Les personnes en charge de ces programmes de lutte contre les discriminations, d’égalité des chances, de management de la diversité se retrouvent alors quasiment « au chômage technique » : budgets supprimés ou largement amputés, et désintérêt de l’équipe dirigeante.
Les belles actions comme la labellisation « diversité », le déploiement du plan de formation, la campagne de communication, la série de conférences ….sont à l’eau ou reportée sine die.
C’est frustrant, et cette suspension risque de faire sombrer complètement le projet en eaux profondes.
C’est là où la stratégie en tâches de léopard peut avoir tout son intérêt. Il faut alors réactiver tous les petits feux qui sont cachés sous la cendre. Susciter des dizaines de petites actions, de petits gestes, sur la base du volontariat, quel que soit l’endroit de l’entreprise. On agit en mode « guérilla », vite, souplement, en s’adressant à des personnes volontaires, quel que soit le levier de leur motivation à agir.
Patiemment, on parsème l’entreprise de tâches ; au départ petites et rares, puis de plus en plus grandes et plus nombreuses.
Il s’agit bien évidemment d’entretenir ces petites flammes et, le moment venu, les organiser pour un grand rassemblement qui pourra être réorchestré de façon plus orthodoxe.
C’est à la fois simple et compliqué, et il ne faut pas sous-estimer :
- l’énergie à mettre pour susciter l’envie et la mise en action dans des moments où les priorités sont toutes autres.
- L’aspect disparate et hétéroclite de ces actions menées à l’initiative du terrain, sans véritables moyens, qui plus est.
- La difficulté du rassemblement le moment venu.
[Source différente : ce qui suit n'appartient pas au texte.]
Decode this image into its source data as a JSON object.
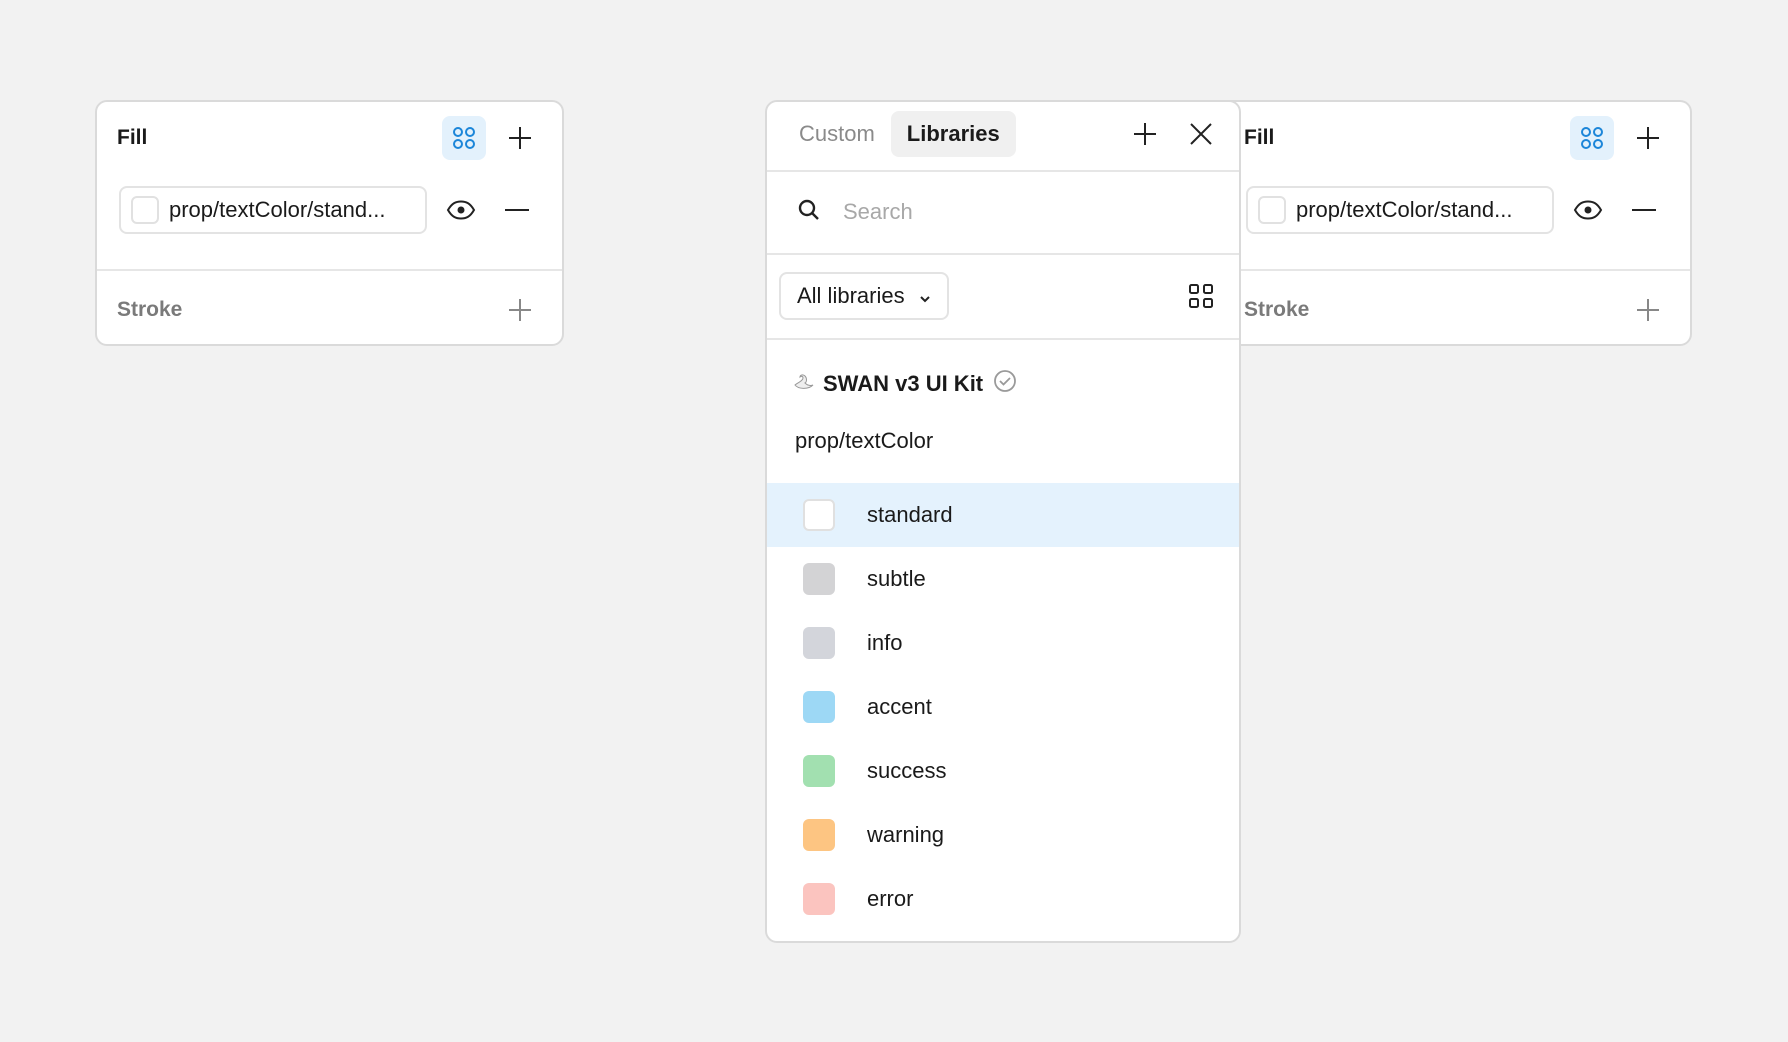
{
  "fill_panel": {
    "title": "Fill",
    "style_name": "prop/textColor/stand...",
    "stroke_title": "Stroke"
  },
  "picker": {
    "tabs": [
      "Custom",
      "Libraries"
    ],
    "search_placeholder": "Search",
    "library_filter": "All libraries",
    "library_name": "SWAN v3 UI Kit",
    "group": "prop/textColor",
    "colors": [
      {
        "name": "standard",
        "color": "#ffffff",
        "selected": true
      },
      {
        "name": "subtle",
        "color": "#d3d3d5"
      },
      {
        "name": "info",
        "color": "#d3d5db"
      },
      {
        "name": "accent",
        "color": "#9dd8f5"
      },
      {
        "name": "success",
        "color": "#a2e0b0"
      },
      {
        "name": "warning",
        "color": "#fdc582"
      },
      {
        "name": "error",
        "color": "#fbc4bf"
      }
    ]
  },
  "colors": {
    "accent_blue": "#1c86d9",
    "selected_row_bg": "#e4f2fd"
  },
  "icons": [
    "styles-grid-icon",
    "plus-icon",
    "eye-icon",
    "minus-icon",
    "close-icon",
    "search-icon",
    "chevron-down-icon",
    "grid-view-icon",
    "swan-icon",
    "verified-check-icon"
  ]
}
Deux types de réactions peuvent y faire obstacle : l’envie de continuer en franc-tireur car c’est plus excitant, et le crainte de la récupération.
Si la reprise en main ne sera pas une sinécure, au moins, des choses auront été faites, certainement avec plus d’engagement encore qu’avec un plan dument établi, car elles auront été conduites dans un contexte de liberté, qui, comme on le sait attise l’engagement des personnes.
L’action en tâches de léopard, une pratique relevant souvent du pur pragmatisme, mais qui, réflexion faite, peut devenir un levier d’actions quand les raisonnements classiques et bien pensés ont trouvé leurs limites.